Париж был изнуряюще многолюден. В любое время, в любом месте спешили, толкались толпы людей. Даже во время обедни! И бесконечное число улочек, тесных, без тротуаров, вечно покрытых грязью, даже в богатых кварталах. Приходилось с боем отстаивать перед всадниками свое право пройти по улице. Почему-то эти люди, восседая на огромных лошадях, чувствовали свое явное превосходство. Небольшие экипажи тоже были настоящим кошмаром. Молодые безмозглые наездники, управляя грязными каретами, гнали коней во всю прыть. У меня был выбор: скончаться, будучи раздавленной на месте, или умереть от стыда, представ перед клиенткой грязной с головы до ног.

Этот город просто плевал на вас. Он кишмя кишел мрачными личностями: обыкновенным прохожим приходилось выбирать одежду и чулки такого цвета, на котором меньше всего заметна грязь, проще говоря, черного, что придавало всем унылый вид.
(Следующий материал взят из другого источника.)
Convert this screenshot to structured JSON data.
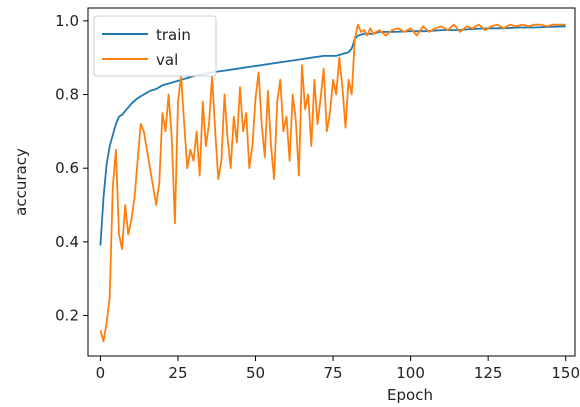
{
  "chart_data": {
    "type": "line",
    "xlabel": "Epoch",
    "ylabel": "accuracy",
    "xlim": [
      -4,
      153
    ],
    "ylim": [
      0.09,
      1.035
    ],
    "xticks": [
      0,
      25,
      50,
      75,
      100,
      125,
      150
    ],
    "yticks": [
      0.2,
      0.4,
      0.6,
      0.8,
      1.0
    ],
    "xtick_labels": [
      "0",
      "25",
      "50",
      "75",
      "100",
      "125",
      "150"
    ],
    "ytick_labels": [
      "0.2",
      "0.4",
      "0.6",
      "0.8",
      "1.0"
    ],
    "grid": false,
    "legend": "top-left",
    "series": [
      {
        "name": "train",
        "color": "#1f77b4",
        "x": [
          0,
          1,
          2,
          3,
          4,
          5,
          6,
          7,
          8,
          9,
          10,
          12,
          14,
          16,
          18,
          20,
          22,
          24,
          26,
          28,
          30,
          33,
          36,
          40,
          44,
          48,
          52,
          56,
          60,
          64,
          68,
          72,
          76,
          78,
          80,
          81,
          82,
          83,
          85,
          88,
          90,
          95,
          100,
          105,
          110,
          115,
          120,
          125,
          130,
          135,
          140,
          145,
          150
        ],
        "y": [
          0.39,
          0.52,
          0.61,
          0.66,
          0.69,
          0.72,
          0.74,
          0.745,
          0.755,
          0.765,
          0.775,
          0.79,
          0.8,
          0.81,
          0.815,
          0.825,
          0.83,
          0.835,
          0.84,
          0.845,
          0.85,
          0.855,
          0.86,
          0.865,
          0.87,
          0.875,
          0.88,
          0.885,
          0.89,
          0.895,
          0.9,
          0.905,
          0.905,
          0.91,
          0.915,
          0.925,
          0.95,
          0.96,
          0.965,
          0.965,
          0.97,
          0.97,
          0.972,
          0.972,
          0.975,
          0.975,
          0.978,
          0.98,
          0.98,
          0.982,
          0.982,
          0.984,
          0.985
        ]
      },
      {
        "name": "val",
        "color": "#ff7f0e",
        "x": [
          0,
          1,
          2,
          3,
          4,
          5,
          6,
          7,
          8,
          9,
          10,
          11,
          12,
          13,
          14,
          15,
          16,
          17,
          18,
          19,
          20,
          21,
          22,
          23,
          24,
          25,
          26,
          27,
          28,
          29,
          30,
          31,
          32,
          33,
          34,
          35,
          36,
          37,
          38,
          39,
          40,
          41,
          42,
          43,
          44,
          45,
          46,
          47,
          48,
          49,
          50,
          51,
          52,
          53,
          54,
          55,
          56,
          57,
          58,
          59,
          60,
          61,
          62,
          63,
          64,
          65,
          66,
          67,
          68,
          69,
          70,
          71,
          72,
          73,
          74,
          75,
          76,
          77,
          78,
          79,
          80,
          81,
          82,
          83,
          84,
          85,
          86,
          87,
          88,
          89,
          90,
          92,
          94,
          96,
          98,
          100,
          102,
          104,
          106,
          108,
          110,
          112,
          114,
          116,
          118,
          120,
          122,
          124,
          126,
          128,
          130,
          132,
          134,
          136,
          138,
          140,
          142,
          144,
          146,
          148,
          150
        ],
        "y": [
          0.16,
          0.13,
          0.18,
          0.25,
          0.55,
          0.65,
          0.42,
          0.38,
          0.5,
          0.42,
          0.46,
          0.52,
          0.62,
          0.72,
          0.7,
          0.65,
          0.6,
          0.55,
          0.5,
          0.56,
          0.75,
          0.7,
          0.8,
          0.68,
          0.45,
          0.78,
          0.85,
          0.72,
          0.6,
          0.65,
          0.62,
          0.7,
          0.58,
          0.78,
          0.66,
          0.72,
          0.85,
          0.7,
          0.57,
          0.62,
          0.8,
          0.68,
          0.6,
          0.74,
          0.67,
          0.82,
          0.7,
          0.75,
          0.6,
          0.66,
          0.79,
          0.86,
          0.72,
          0.63,
          0.81,
          0.66,
          0.57,
          0.78,
          0.84,
          0.7,
          0.74,
          0.62,
          0.8,
          0.73,
          0.58,
          0.88,
          0.76,
          0.8,
          0.66,
          0.84,
          0.72,
          0.79,
          0.87,
          0.7,
          0.75,
          0.84,
          0.8,
          0.9,
          0.82,
          0.71,
          0.84,
          0.8,
          0.95,
          0.99,
          0.97,
          0.975,
          0.96,
          0.98,
          0.965,
          0.97,
          0.975,
          0.96,
          0.975,
          0.98,
          0.97,
          0.98,
          0.96,
          0.985,
          0.97,
          0.98,
          0.985,
          0.975,
          0.99,
          0.97,
          0.985,
          0.98,
          0.99,
          0.975,
          0.985,
          0.99,
          0.98,
          0.99,
          0.985,
          0.99,
          0.985,
          0.99,
          0.99,
          0.985,
          0.99,
          0.99,
          0.99
        ]
      }
    ]
  }
}
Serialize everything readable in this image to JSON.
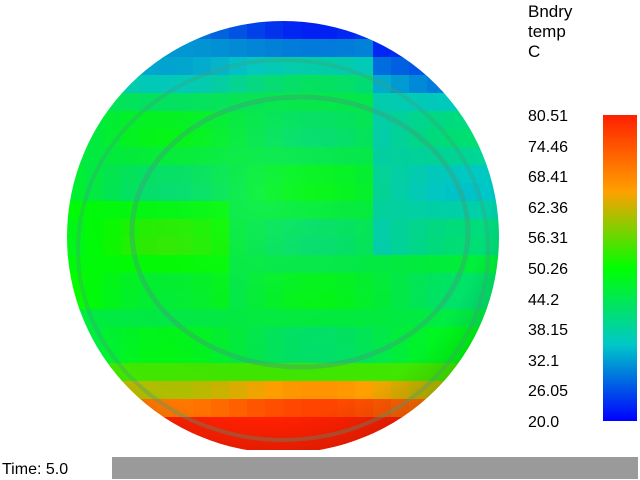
{
  "legend": {
    "title_lines": [
      "Bndry",
      "temp",
      "C"
    ],
    "ticks": [
      "80.51",
      "74.46",
      "68.41",
      "62.36",
      "56.31",
      "50.26",
      "44.2",
      "38.15",
      "32.1",
      "26.05",
      "20.0"
    ],
    "min": 20.0,
    "max": 80.51,
    "colormap": [
      "#0000ff",
      "#00c8c8",
      "#00ff00",
      "#ffa000",
      "#ff2000"
    ]
  },
  "time": {
    "label": "Time: 5.0"
  },
  "slider": {
    "color": "#9a9a9a"
  }
}
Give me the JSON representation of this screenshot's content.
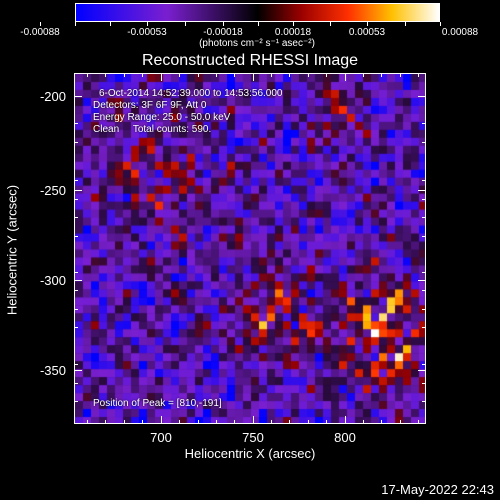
{
  "colorbar": {
    "tick_labels": [
      "-0.00088",
      "-0.00053",
      "-0.00018",
      "0.00018",
      "0.00053",
      "0.00088"
    ],
    "units": "(photons cm⁻² s⁻¹ asec⁻²)"
  },
  "title": "Reconstructed RHESSI Image",
  "info": {
    "time": "6-Oct-2014 14:52:39.000 to 14:53:56.000",
    "detectors": "Detectors: 3F 6F 9F, Att 0",
    "energy": "Energy Range: 25.0 - 50.0 keV",
    "clean": "Clean     Total counts: 590.",
    "peak": "Position of Peak = [810,-191]"
  },
  "axes": {
    "xlabel": "Heliocentric X (arcsec)",
    "ylabel": "Heliocentric Y (arcsec)",
    "xticks": [
      "700",
      "750",
      "800"
    ],
    "yticks": [
      "-200",
      "-250",
      "-300",
      "-350"
    ]
  },
  "timestamp": "17-May-2022 22:43",
  "colors": {
    "background": "#000000",
    "foreground": "#ffffff"
  }
}
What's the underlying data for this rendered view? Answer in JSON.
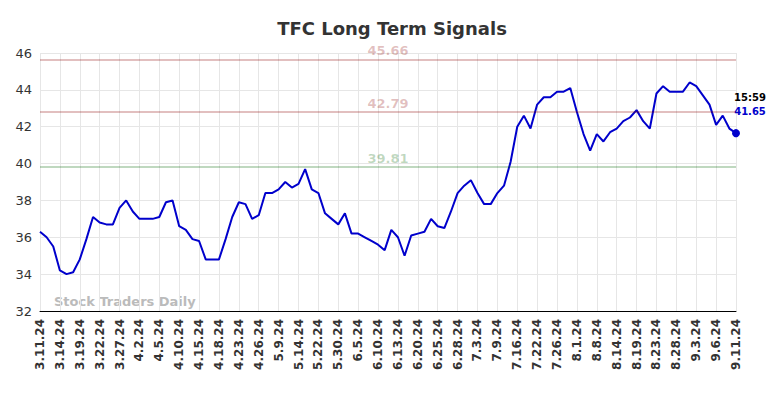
{
  "chart_data": {
    "type": "line",
    "title": "TFC Long Term Signals",
    "watermark": "Stock Traders Daily",
    "end_label": "15:59",
    "color": "#0000cc",
    "grid": true,
    "ylim": [
      32,
      46
    ],
    "yticks": [
      32,
      34,
      36,
      38,
      40,
      42,
      44,
      46
    ],
    "levels": [
      {
        "value": 45.66,
        "color": "#8b0000"
      },
      {
        "value": 42.79,
        "color": "#8b0000"
      },
      {
        "value": 39.81,
        "color": "#006400"
      }
    ],
    "categories": [
      "3.11.24",
      null,
      null,
      "3.14.24",
      null,
      null,
      "3.19.24",
      null,
      null,
      "3.22.24",
      null,
      null,
      "3.27.24",
      null,
      null,
      "4.2.24",
      null,
      null,
      "4.5.24",
      null,
      null,
      "4.10.24",
      null,
      null,
      "4.15.24",
      null,
      null,
      "4.18.24",
      null,
      null,
      "4.23.24",
      null,
      null,
      "4.26.24",
      null,
      null,
      "5.9.24",
      null,
      null,
      "5.14.24",
      null,
      null,
      "5.22.24",
      null,
      null,
      "5.30.24",
      null,
      null,
      "6.5.24",
      null,
      null,
      "6.10.24",
      null,
      null,
      "6.13.24",
      null,
      null,
      "6.20.24",
      null,
      null,
      "6.25.24",
      null,
      null,
      "6.28.24",
      null,
      null,
      "7.3.24",
      null,
      null,
      "7.9.24",
      null,
      null,
      "7.16.24",
      null,
      null,
      "7.22.24",
      null,
      null,
      "7.26.24",
      null,
      null,
      "8.1.24",
      null,
      null,
      "8.8.24",
      null,
      null,
      "8.14.24",
      null,
      null,
      "8.19.24",
      null,
      null,
      "8.23.24",
      null,
      null,
      "8.28.24",
      null,
      null,
      "9.3.24",
      null,
      null,
      "9.6.24",
      null,
      null,
      "9.11.24"
    ],
    "values": [
      36.3,
      36.0,
      35.5,
      34.2,
      34.0,
      34.1,
      34.8,
      35.9,
      37.1,
      36.8,
      36.7,
      36.7,
      37.6,
      38.0,
      37.4,
      37.0,
      37.0,
      37.0,
      37.1,
      37.9,
      38.0,
      36.6,
      36.4,
      35.9,
      35.8,
      34.8,
      34.8,
      34.8,
      35.9,
      37.1,
      37.9,
      37.8,
      37.0,
      37.2,
      38.4,
      38.4,
      38.6,
      39.0,
      38.7,
      38.9,
      39.7,
      38.6,
      38.4,
      37.3,
      37.0,
      36.7,
      37.3,
      36.2,
      36.2,
      36.0,
      35.8,
      35.6,
      35.3,
      36.4,
      36.0,
      35.0,
      36.1,
      36.2,
      36.3,
      37.0,
      36.6,
      36.5,
      37.4,
      38.4,
      38.8,
      39.1,
      38.4,
      37.8,
      37.8,
      38.4,
      38.8,
      40.1,
      42.0,
      42.6,
      41.9,
      43.2,
      43.6,
      43.6,
      43.9,
      43.9,
      44.1,
      42.8,
      41.6,
      40.7,
      41.6,
      41.2,
      41.7,
      41.9,
      42.3,
      42.5,
      42.9,
      42.3,
      41.9,
      43.8,
      44.2,
      43.9,
      43.9,
      43.9,
      44.4,
      44.2,
      43.7,
      43.2,
      42.1,
      42.6,
      41.9,
      41.65
    ]
  }
}
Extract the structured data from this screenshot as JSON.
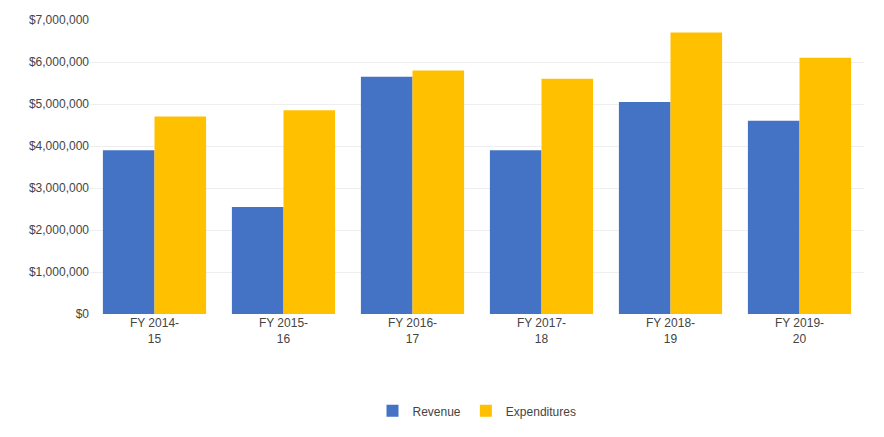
{
  "chart_data": {
    "type": "bar",
    "categories": [
      "FY 2014-\n15",
      "FY 2015-\n16",
      "FY 2016-\n17",
      "FY 2017-\n18",
      "FY 2018-\n19",
      "FY 2019-\n20"
    ],
    "series": [
      {
        "name": "Revenue",
        "color": "#4472C4",
        "values": [
          3900000,
          2550000,
          5650000,
          3900000,
          5050000,
          4600000
        ]
      },
      {
        "name": "Expenditures",
        "color": "#FFC000",
        "values": [
          4700000,
          4850000,
          5800000,
          5600000,
          6700000,
          6100000
        ]
      }
    ],
    "ylim": [
      0,
      7000000
    ],
    "yticks": [
      {
        "value": 0,
        "label": "$0"
      },
      {
        "value": 1000000,
        "label": "$1,000,000"
      },
      {
        "value": 2000000,
        "label": "$2,000,000"
      },
      {
        "value": 3000000,
        "label": "$3,000,000"
      },
      {
        "value": 4000000,
        "label": "$4,000,000"
      },
      {
        "value": 5000000,
        "label": "$5,000,000"
      },
      {
        "value": 6000000,
        "label": "$6,000,000"
      },
      {
        "value": 7000000,
        "label": "$7,000,000"
      }
    ],
    "grid": true,
    "legend": "bottom"
  }
}
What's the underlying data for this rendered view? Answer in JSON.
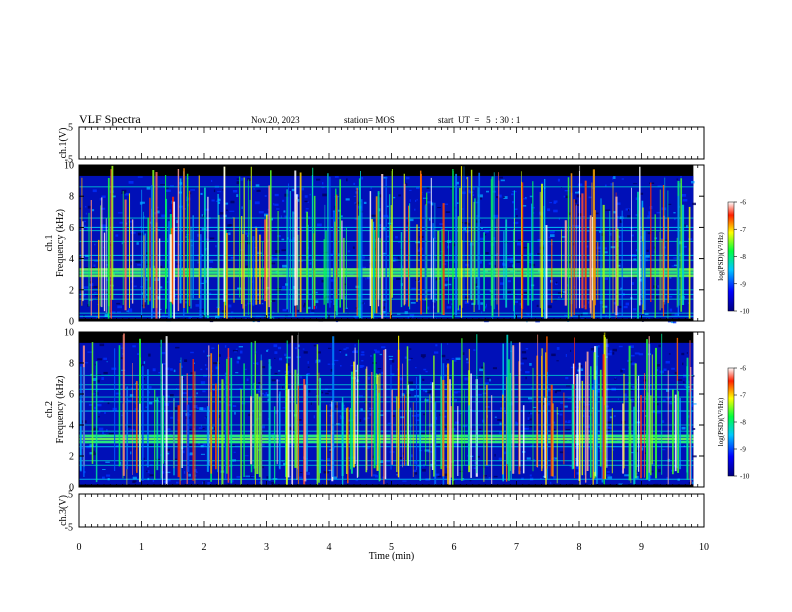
{
  "header": {
    "title": "VLF Spectra",
    "date": "Nov.20, 2023",
    "station": "station= MOS",
    "start": "start  UT  =   5  : 30 : 1"
  },
  "chart_data": [
    {
      "type": "line",
      "panel": "ch1-voltage",
      "ylabel": "ch.1(V)",
      "ylim": [
        -5,
        5
      ],
      "yticks": [
        "5",
        "-5"
      ],
      "xlim": [
        0,
        10
      ],
      "series": [
        {
          "x": [
            0,
            9.83
          ],
          "y": [
            0,
            0
          ]
        }
      ]
    },
    {
      "type": "heatmap",
      "panel": "ch1-spectrogram",
      "ylabel": "ch.1\nFrequency (kHz)",
      "xlim": [
        0,
        10
      ],
      "ylim": [
        0,
        10
      ],
      "yticks": [
        "0",
        "2",
        "4",
        "6",
        "8",
        "10"
      ],
      "data_end_min": 9.83,
      "colorbar": {
        "label": "log(PSD)(V²/Hz)",
        "range": [
          -10,
          -6
        ],
        "ticks": [
          "-6",
          "-7",
          "-8",
          "-9",
          "-10"
        ]
      },
      "bands_khz": [
        0.3,
        0.5,
        1.4,
        1.7,
        2.0,
        2.9,
        3.1,
        3.3,
        3.9,
        4.2,
        5.1,
        5.8,
        6.0,
        6.6,
        8.6
      ]
    },
    {
      "type": "heatmap",
      "panel": "ch2-spectrogram",
      "ylabel": "ch.2\nFrequency (kHz)",
      "xlim": [
        0,
        10
      ],
      "ylim": [
        0,
        10
      ],
      "yticks": [
        "0",
        "2",
        "4",
        "6",
        "8",
        "10"
      ],
      "data_end_min": 9.83,
      "colorbar": {
        "label": "log(PSD)(V²/Hz)",
        "range": [
          -10,
          -6
        ],
        "ticks": [
          "-6",
          "-7",
          "-8",
          "-9",
          "-10"
        ]
      },
      "bands_khz": [
        0.5,
        1.4,
        1.7,
        2.6,
        2.9,
        3.1,
        3.3,
        3.6,
        4.0,
        4.9,
        5.5,
        5.8,
        6.3,
        6.6,
        7.2
      ]
    },
    {
      "type": "line",
      "panel": "ch3-voltage",
      "ylabel": "ch.3(V)",
      "ylim": [
        -5,
        5
      ],
      "yticks": [
        "5",
        "-5"
      ],
      "xlim": [
        0,
        10
      ],
      "xlabel": "Time (min)",
      "xticks": [
        "0",
        "1",
        "2",
        "3",
        "4",
        "5",
        "6",
        "7",
        "8",
        "9",
        "10"
      ],
      "series": [
        {
          "x": [
            0,
            9.83
          ],
          "y": [
            0,
            0
          ]
        }
      ]
    }
  ],
  "colors": {
    "background_dark": "#000000",
    "low": "#0000c8",
    "mid": "#00ffff",
    "green": "#00ff00",
    "yellow": "#ffff00",
    "high": "#ff0000"
  }
}
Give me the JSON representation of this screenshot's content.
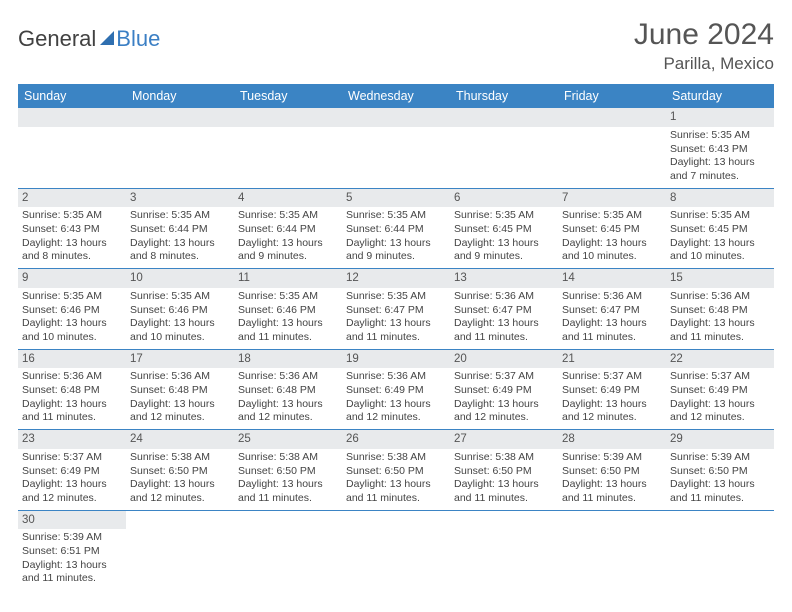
{
  "brand": {
    "part1": "General",
    "part2": "Blue"
  },
  "title": "June 2024",
  "subtitle": "Parilla, Mexico",
  "colors": {
    "header_bg": "#3b84c4",
    "daynum_bg": "#e8eaec",
    "rule": "#3b84c4"
  },
  "weekdays": [
    "Sunday",
    "Monday",
    "Tuesday",
    "Wednesday",
    "Thursday",
    "Friday",
    "Saturday"
  ],
  "weeks": [
    [
      null,
      null,
      null,
      null,
      null,
      null,
      {
        "n": "1",
        "sr": "Sunrise: 5:35 AM",
        "ss": "Sunset: 6:43 PM",
        "d1": "Daylight: 13 hours",
        "d2": "and 7 minutes."
      }
    ],
    [
      {
        "n": "2",
        "sr": "Sunrise: 5:35 AM",
        "ss": "Sunset: 6:43 PM",
        "d1": "Daylight: 13 hours",
        "d2": "and 8 minutes."
      },
      {
        "n": "3",
        "sr": "Sunrise: 5:35 AM",
        "ss": "Sunset: 6:44 PM",
        "d1": "Daylight: 13 hours",
        "d2": "and 8 minutes."
      },
      {
        "n": "4",
        "sr": "Sunrise: 5:35 AM",
        "ss": "Sunset: 6:44 PM",
        "d1": "Daylight: 13 hours",
        "d2": "and 9 minutes."
      },
      {
        "n": "5",
        "sr": "Sunrise: 5:35 AM",
        "ss": "Sunset: 6:44 PM",
        "d1": "Daylight: 13 hours",
        "d2": "and 9 minutes."
      },
      {
        "n": "6",
        "sr": "Sunrise: 5:35 AM",
        "ss": "Sunset: 6:45 PM",
        "d1": "Daylight: 13 hours",
        "d2": "and 9 minutes."
      },
      {
        "n": "7",
        "sr": "Sunrise: 5:35 AM",
        "ss": "Sunset: 6:45 PM",
        "d1": "Daylight: 13 hours",
        "d2": "and 10 minutes."
      },
      {
        "n": "8",
        "sr": "Sunrise: 5:35 AM",
        "ss": "Sunset: 6:45 PM",
        "d1": "Daylight: 13 hours",
        "d2": "and 10 minutes."
      }
    ],
    [
      {
        "n": "9",
        "sr": "Sunrise: 5:35 AM",
        "ss": "Sunset: 6:46 PM",
        "d1": "Daylight: 13 hours",
        "d2": "and 10 minutes."
      },
      {
        "n": "10",
        "sr": "Sunrise: 5:35 AM",
        "ss": "Sunset: 6:46 PM",
        "d1": "Daylight: 13 hours",
        "d2": "and 10 minutes."
      },
      {
        "n": "11",
        "sr": "Sunrise: 5:35 AM",
        "ss": "Sunset: 6:46 PM",
        "d1": "Daylight: 13 hours",
        "d2": "and 11 minutes."
      },
      {
        "n": "12",
        "sr": "Sunrise: 5:35 AM",
        "ss": "Sunset: 6:47 PM",
        "d1": "Daylight: 13 hours",
        "d2": "and 11 minutes."
      },
      {
        "n": "13",
        "sr": "Sunrise: 5:36 AM",
        "ss": "Sunset: 6:47 PM",
        "d1": "Daylight: 13 hours",
        "d2": "and 11 minutes."
      },
      {
        "n": "14",
        "sr": "Sunrise: 5:36 AM",
        "ss": "Sunset: 6:47 PM",
        "d1": "Daylight: 13 hours",
        "d2": "and 11 minutes."
      },
      {
        "n": "15",
        "sr": "Sunrise: 5:36 AM",
        "ss": "Sunset: 6:48 PM",
        "d1": "Daylight: 13 hours",
        "d2": "and 11 minutes."
      }
    ],
    [
      {
        "n": "16",
        "sr": "Sunrise: 5:36 AM",
        "ss": "Sunset: 6:48 PM",
        "d1": "Daylight: 13 hours",
        "d2": "and 11 minutes."
      },
      {
        "n": "17",
        "sr": "Sunrise: 5:36 AM",
        "ss": "Sunset: 6:48 PM",
        "d1": "Daylight: 13 hours",
        "d2": "and 12 minutes."
      },
      {
        "n": "18",
        "sr": "Sunrise: 5:36 AM",
        "ss": "Sunset: 6:48 PM",
        "d1": "Daylight: 13 hours",
        "d2": "and 12 minutes."
      },
      {
        "n": "19",
        "sr": "Sunrise: 5:36 AM",
        "ss": "Sunset: 6:49 PM",
        "d1": "Daylight: 13 hours",
        "d2": "and 12 minutes."
      },
      {
        "n": "20",
        "sr": "Sunrise: 5:37 AM",
        "ss": "Sunset: 6:49 PM",
        "d1": "Daylight: 13 hours",
        "d2": "and 12 minutes."
      },
      {
        "n": "21",
        "sr": "Sunrise: 5:37 AM",
        "ss": "Sunset: 6:49 PM",
        "d1": "Daylight: 13 hours",
        "d2": "and 12 minutes."
      },
      {
        "n": "22",
        "sr": "Sunrise: 5:37 AM",
        "ss": "Sunset: 6:49 PM",
        "d1": "Daylight: 13 hours",
        "d2": "and 12 minutes."
      }
    ],
    [
      {
        "n": "23",
        "sr": "Sunrise: 5:37 AM",
        "ss": "Sunset: 6:49 PM",
        "d1": "Daylight: 13 hours",
        "d2": "and 12 minutes."
      },
      {
        "n": "24",
        "sr": "Sunrise: 5:38 AM",
        "ss": "Sunset: 6:50 PM",
        "d1": "Daylight: 13 hours",
        "d2": "and 12 minutes."
      },
      {
        "n": "25",
        "sr": "Sunrise: 5:38 AM",
        "ss": "Sunset: 6:50 PM",
        "d1": "Daylight: 13 hours",
        "d2": "and 11 minutes."
      },
      {
        "n": "26",
        "sr": "Sunrise: 5:38 AM",
        "ss": "Sunset: 6:50 PM",
        "d1": "Daylight: 13 hours",
        "d2": "and 11 minutes."
      },
      {
        "n": "27",
        "sr": "Sunrise: 5:38 AM",
        "ss": "Sunset: 6:50 PM",
        "d1": "Daylight: 13 hours",
        "d2": "and 11 minutes."
      },
      {
        "n": "28",
        "sr": "Sunrise: 5:39 AM",
        "ss": "Sunset: 6:50 PM",
        "d1": "Daylight: 13 hours",
        "d2": "and 11 minutes."
      },
      {
        "n": "29",
        "sr": "Sunrise: 5:39 AM",
        "ss": "Sunset: 6:50 PM",
        "d1": "Daylight: 13 hours",
        "d2": "and 11 minutes."
      }
    ],
    [
      {
        "n": "30",
        "sr": "Sunrise: 5:39 AM",
        "ss": "Sunset: 6:51 PM",
        "d1": "Daylight: 13 hours",
        "d2": "and 11 minutes."
      },
      null,
      null,
      null,
      null,
      null,
      null
    ]
  ]
}
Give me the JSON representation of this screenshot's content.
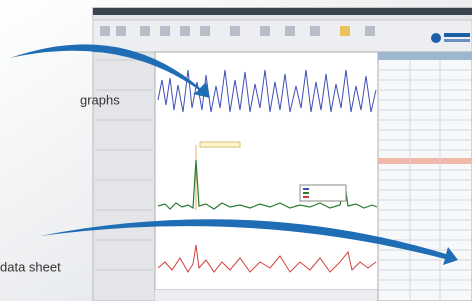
{
  "annotations": {
    "graphs": "graphs",
    "data_sheet": "data sheet"
  }
}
Но главная опасность таилась не в этом. Париж был беспощаден к слабости и нищете; он неумолимо уничтожал маленьких простофиль, только что приехавших из деревни, таких, как я.

Тем не менее я привыкла к новой жизни и мало-помалу стала наслаждаться большим городом, который каждый день преподносил мне сюрпризы. Париж был спектаклем, таким же прекрасным, как «Ифигения в Тавриде»[18] или «Деревенский колдун»[19]. В один день я заметила мужчину, идущего по воде, в другой — мальчишку, который рыл землю, как крот! На третий я увидела умную собаку, которая играла в карты, и даже змею с двенадцатью лапами и растроенным языком! Разве можно тут умереть от скуки?!

У меня было любимое местечко рядом с Мостом Шанж, которое я обнаружила во время одного из походов к клиентке «Модного штриха». Оно напоминало мне бухту реки Соммы и ее красивые извилистые берега. Я часто ходила туда прогуляться по воскресеньям с моей новой подругой.

Я делила комнату с Аделаидой Ланглад, очаровательной блондинкой с ясными глазами и бледным личиком, которое напоминало мне моих сестер Марту и Катерину. Она тоже недавно поступила на работу в «Модный штрих», с легким сердцем покинув пансион, где добросердечные монахини пытались обучить ее пению, танцам, истории и географии, то есть всем тем прекрасным вещам, которых я не знала и которые с радостью бы изучила. Аделаида же с ненавистью вспоминала годы, проведенные в пансионе. Она говорила, что там запрещали все. Девушкам приходилось вставать ни свет ни заря, рано ложиться, носить мрачную одежду. Их держали на коротком поводке и в ежовых рукавицах.